Вдруг она поняла, что все это шепчет вслух. Подумала: ‘Он слышал и стоит за дверью…’ Действительно, кабинетная дверь тихо приоткрылась. Появился Притыкин, держа руки за спиной. ‘Револьвер, конечно…’
Подходя, глядя в глаза, Притыкин сказал с сумасшедшей улыбочкой:
— Было или не было? Было или не было?
— Я вам не изменяла, пустите меня, — прошептала Маша.
Тогда он быстро переложил что-то за спиной из правой руки в левую. Потянулся к Машиному платью, схватил ее за шейный вырез, — отскочили кнопки, раскрылась ее грудь, до половины прикрытая батистом… (Он сам покупал эти рубашки жене, облюбовывал, мечтал об этих кружевцах.) Он сморщился, потянул из-за спины руку с револьвером. Маша быстро закрыла глаза. Когда ледяной точкой груди коснулось дуло, она подняла руки, но не было сил оттолкнуть мужа. Она почувствовала, как он силится что-то нажать в револьвере. Прошла секунда или ужасно много прошло секунд, — Маша их не считала… В это время забарабанили кулаками в парадную дверь, рванули, она раскрылась (она не была заперта), и в прихожую ввалились Иван Петрович, дворник и какие-то еще жильцы, — все они были в состоянии крайнего любопытства.
При появлений всех этих людей Притыкин швырнул револьвер, упал на стулик у зеркала и закрыл лицо руками. Во время суматохи Маша скрылась. Впоследствии выяснилось, что в револьвере не был поднят предохранитель.
Иван Петрович догнал Машу у церковной ограды, под густой от луны тенью вяза, раскинувшего ветви над переулком. Маша обернулась, услышав свое имя. Перья на ее шляпе вздрагивали, будто угрожали.
— Я хочу остаться одна, — сказала она глуховатым голосом.
— Милая, дорогая, я же — друг. Чего боитесь? Не узнаете разве? Это я ворвался к вам. Бабушкин, журналист.
Маша, видимо, узнала его. Ее дикие глаза смягчились. Она сказала:
— Я совсем не знаю Москвы… Скажите, в какой гостинице я могла бы переночевать? Подешевле…
Иван Петрович объяснил, что в приличную гостиницу в такое позднее время без вещей и паспорта не пустят.
— Слушайте, да бросьте вы все эти условности, — воскликнул он в восторге. — Я давно об этом пишу и кричу: семья выродилась… Брак — это пошлость. Вы сами на себе только что испытали, какова это штучка-брак. Были бы у вас дети, тогда еще можно было потерпеть, и то — с натяжкой…
— Где же мне ночевать? На улице?
— Ах, да, ночевать? Черт, жалко, нельзя ко мне. У меня, видите ли, неудобно. Вы ничего не слыхали о моей связи?.. Чудная женщина. Ее, кстати, дома нет.
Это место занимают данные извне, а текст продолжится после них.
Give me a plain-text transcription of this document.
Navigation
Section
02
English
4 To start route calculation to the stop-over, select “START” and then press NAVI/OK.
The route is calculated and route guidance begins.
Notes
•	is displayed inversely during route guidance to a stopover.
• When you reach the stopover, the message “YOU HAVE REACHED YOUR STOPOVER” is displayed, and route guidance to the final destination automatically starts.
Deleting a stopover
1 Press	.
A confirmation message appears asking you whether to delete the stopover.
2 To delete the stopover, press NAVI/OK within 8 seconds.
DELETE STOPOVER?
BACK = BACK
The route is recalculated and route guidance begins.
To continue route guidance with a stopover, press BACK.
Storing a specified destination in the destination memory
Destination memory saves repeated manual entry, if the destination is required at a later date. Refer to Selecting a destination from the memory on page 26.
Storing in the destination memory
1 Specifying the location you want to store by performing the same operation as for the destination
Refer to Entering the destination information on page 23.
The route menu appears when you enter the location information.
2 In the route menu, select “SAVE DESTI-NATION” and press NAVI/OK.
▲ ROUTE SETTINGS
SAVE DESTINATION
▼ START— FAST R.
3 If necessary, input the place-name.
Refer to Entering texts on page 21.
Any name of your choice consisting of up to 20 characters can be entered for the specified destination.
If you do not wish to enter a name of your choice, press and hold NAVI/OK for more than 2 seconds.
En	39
Но — истеричка, ревнива, как черт, не расстается с пузырьком. Знаете, на пузыречке череп с костями?. Куда бы вам деться?.. К Семену Семеновичу! Его вся Москва знает. Холостяк, чудак, писатель. Богатый человек. К нему можно просто позвонить и лечь спать. Но главное — чудак, мистик, в его идеях никто ничего не понимает. Замечательный мужчина.
Маша слушала, глядя в лунную пустоту переулка. Ее лицо, совсем еще юное, казалось сейчас очень красивым. Иван Петрович, продолжая тараторить, взял ее под руку и увлек через церковный двор, где на травке, в тишине, над влажными кустами, невысоко, поднимались пять усеянных звездами куполов. Маша взглянула на них, по-детски вздохнула.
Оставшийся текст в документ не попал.